The first part of the experiment had a group of 13 volunteers completing a learning task while receiving transcranial temporal interference electrical stimulation (or tTIS). As they completed the task, which involved pushing buttons in accordance with numbers on a screen (“It’s like a simple form of piano playing,” says Hummel), a functional MRI scanned their brain for any increases in neural activity — and there definitely were. Imaging revealed changes in blood flow in the striatum, a deep brain structure necessary for voluntary motor control as well as its associated motor network.

Participants had to complete a learning task, receiving either tTIS or a placebo electrical stimulation.

Friedhelm Hummel / EPFL

In a second round of experiments, the researchers had two groups of 30 healthy adults, one that got tTIS and the other a placebo with electrodes emitting a high frequency. Half of the volunteers consisted of people in their twenties; the others were in their sixties. None of the participants knew which treatment they were getting.

While they completed the same learning task, the participants didn’t have their brains scanned. The researchers were more interested in seeing whether the boost in electrical juice conferred any sort of cognitive advantage between the experimental and placebo groups. Hummel says it didn’t do much for healthy, young adults — tTIS only exerted a small effect compared to the placebo group — but it was a major difference for healthy, older adults who demonstrated enhanced motor learning while doing the piano-esque task.

“As soon as you moved into populations not functioning so well anymore, then the effect size is much, much bigger,” says Hummel. “Even when we trained them for only 20 or 25 minutes, the improvement was already more than 30 percent in the healthy, older adults.”

Adding to the arsenal

While the results seem promising, at least for aging populations where motor skills naturally decline with time, it’s worth remembering that this study is only a proof-of-concept and requires further exploration before possibly offering any clinical value.

“It seems like an important next step is trying to understand the mechanisms of tTIS better so that we can elicit larger effects,” Matthew Leonard, an associate professor of neurological surgery at the University of California, San Francisco, who was not involved in the study, writes to Inverse. “The results in this paper are impressive as an initial demonstration of feasibility, but it’s not clear whether the relatively small effects they observed would be clinically meaningful, for example, for patients with movement disorders.”

Even though the study didn’t include individuals with movement disorders or other neurological conditions, Hamilton of the University of Pennsylvania is optimistic these findings may prove clinically meaningful simply because there was an effect in older adults.
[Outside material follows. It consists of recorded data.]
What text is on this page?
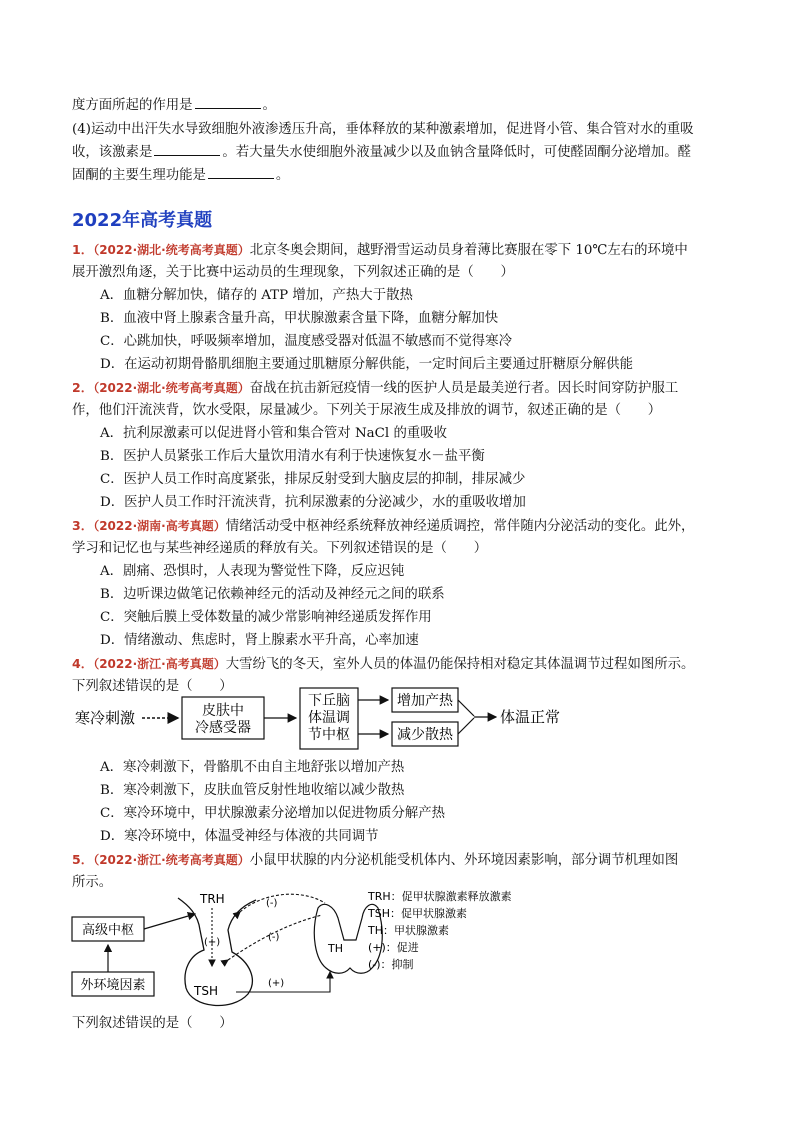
度方面所起的作用是	。
(4)运动中出汗失水导致细胞外液渗透压升高，垂体释放的某种激素增加，促进肾小管、集合管对水的重吸
收，该激素是	。若大量失水使细胞外液量减少以及血钠含量降低时，可使醛固酮分泌增加。醛
固酮的主要生理功能是	。
2022年高考真题
1．（2022·湖北·统考高考真题）北京冬奥会期间，越野滑雪运动员身着薄比赛服在零下 10℃左右的环境中
展开激烈角逐，关于比赛中运动员的生理现象，下列叙述正确的是（　　）
A．血糖分解加快，储存的 ATP 增加，产热大于散热
B．血液中肾上腺素含量升高，甲状腺激素含量下降，血糖分解加快
C．心跳加快，呼吸频率增加，温度感受器对低温不敏感而不觉得寒冷
D．在运动初期骨骼肌细胞主要通过肌糖原分解供能，一定时间后主要通过肝糖原分解供能
2．（2022·湖北·统考高考真题）奋战在抗击新冠疫情一线的医护人员是最美逆行者。因长时间穿防护服工
作，他们汗流浃背，饮水受限，尿量减少。下列关于尿液生成及排放的调节，叙述正确的是（　　）
A．抗利尿激素可以促进肾小管和集合管对 NaCl 的重吸收
B．医护人员紧张工作后大量饮用清水有利于快速恢复水－盐平衡
C．医护人员工作时高度紧张，排尿反射受到大脑皮层的抑制，排尿减少
D．医护人员工作时汗流浃背，抗利尿激素的分泌减少，水的重吸收增加
3．（2022·湖南·高考真题）情绪活动受中枢神经系统释放神经递质调控，常伴随内分泌活动的变化。此外，
学习和记忆也与某些神经递质的释放有关。下列叙述错误的是（　　）
A．剧痛、恐惧时，人表现为警觉性下降，反应迟钝
B．边听课边做笔记依赖神经元的活动及神经元之间的联系
C．突触后膜上受体数量的减少常影响神经递质发挥作用
D．情绪激动、焦虑时，肾上腺素水平升高，心率加速
4．（2022·浙江·高考真题）大雪纷飞的冬天，室外人员的体温仍能保持相对稳定其体温调节过程如图所示。
下列叙述错误的是（　　）
寒冷刺激	皮肤中
冷感受器
下丘脑
体温调
节中枢
增加产热
减少散热
体温正常
A．寒冷刺激下，骨骼肌不由自主地舒张以增加产热
B．寒冷刺激下，皮肤血管反射性地收缩以减少散热
C．寒冷环境中，甲状腺激素分泌增加以促进物质分解产热
D．寒冷环境中，体温受神经与体液的共同调节
5．（2022·浙江·统考高考真题）小鼠甲状腺的内分泌机能受机体内、外环境因素影响，部分调节机理如图
所示。
高级中枢
外环境因素
TRH
(+)
TSH
(-)
(-)
(+)
TH
TRH：促甲状腺激素释放激素
TSH：促甲状腺激素
TH：甲状腺激素
(+)：促进
(-)：抑制
下列叙述错误的是（　　）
“Young individuals may be closer to the ceiling of effect. In other words, their systems processing this kind of information may be operating closer to their potential all the time,” he says. “Part of the rationale of why this approach in this study seems to have been beneficial for healthy older adults… they’re further away from the ceiling. If you apply that logic, it could be the case with people with disorders, they too are far from the ceiling of what could be achieved with respect to their brain function.”

The study also adds a new dimension to the debate of invasive versus non-invasive techniques in the field of deep brain stimulation. Leonard says that at present, there’s an “interesting tension in the field right now between more widely available invasive approaches, which seem to work quite well, and emerging non-invasive approaches that show great promise.” Since we still don’t know the limits of possibility with non-invasive methods, it remains to be seen whether they will dominate the future of deep brain stimulation.

Hummel acknowledges interventions like tTIS aren’t a one-size-fits-all approach. Depending on the patient and the purpose, whether treating chronic pain or neurological disorders like Parkinson’s disease, one method of deep brain stimulation over another may be more appropriate.

So, while you can’t zap your brain to be smart just yet, that future is anything but certain.